On Wed, Jul 12, 2023 at 3:20 AM Adilkhan Sarsen @.***> wrote:
But I saw that LangChain has updated the open ai related code, so now it should raise this kind of exception:
raise openai.error.APIError("OpenAI API returned an empty embedding")
openai.error.APIError: OpenAI API returned an empty embedding
Just update langchain in you repo till the latest version
— Reply to this email directly, view it on GitHub https://github.com/hwchase17/langchain/issues/7435#issuecomment-1631982346, or unsubscribe https://github.com/notifications/unsubscribe-auth/A3YSMTXSP7OKVDH4OLSTADLXPZF5XANCNFSM6AAAAAA2DSOAYI . You are receiving this because you were mentioned.Message ID: @.***>
Hi, @casWVU! I'm Dosu, and I'm helping the LangChain team manage their backlog. I wanted to let you know that we are marking this issue as stale.

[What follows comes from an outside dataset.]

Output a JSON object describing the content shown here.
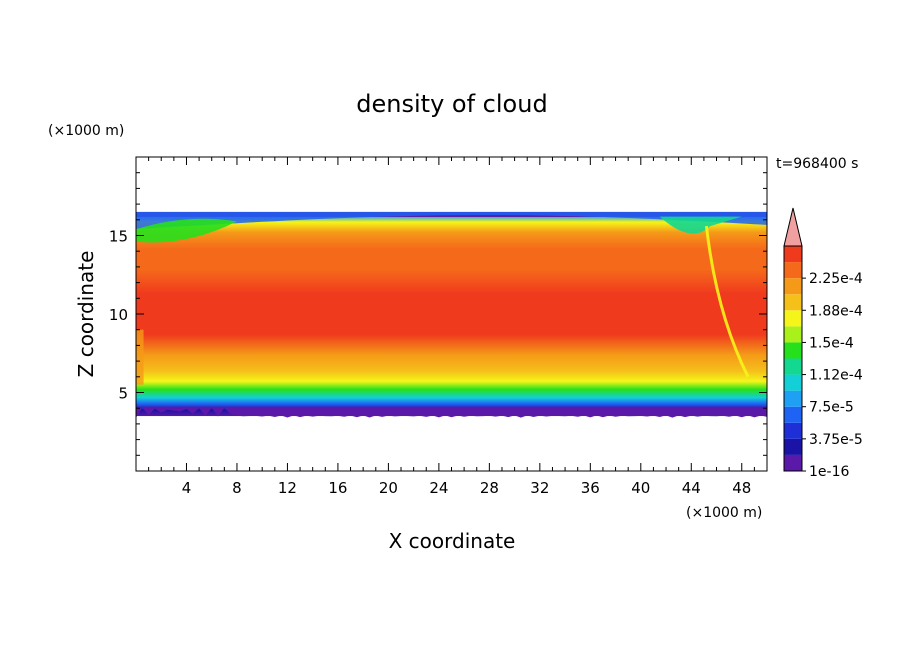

Based on my understanding, you were experiencing an error when running the code provided in the documentation. It seems that the error message indicated an issue with the shape of the embeddings returned by the embedding function. You received assistance from "devstein" and "adolkhan" who asked for the versions of "LangChain" and "DeepLake" being used. "adolkhan" suggested filtering out unsupported file types and updating "LangChain" to the latest version, which now raises a more informative exception.
Before we close this issue, we wanted to check if it is still relevant to the latest version of the LangChain repository. If it is, please let us know by commenting on this issue. Otherwise, feel free to close the issue yourself or it will be automatically closed in 7 days.
Thank you for your understanding and contribution to the LangChain project!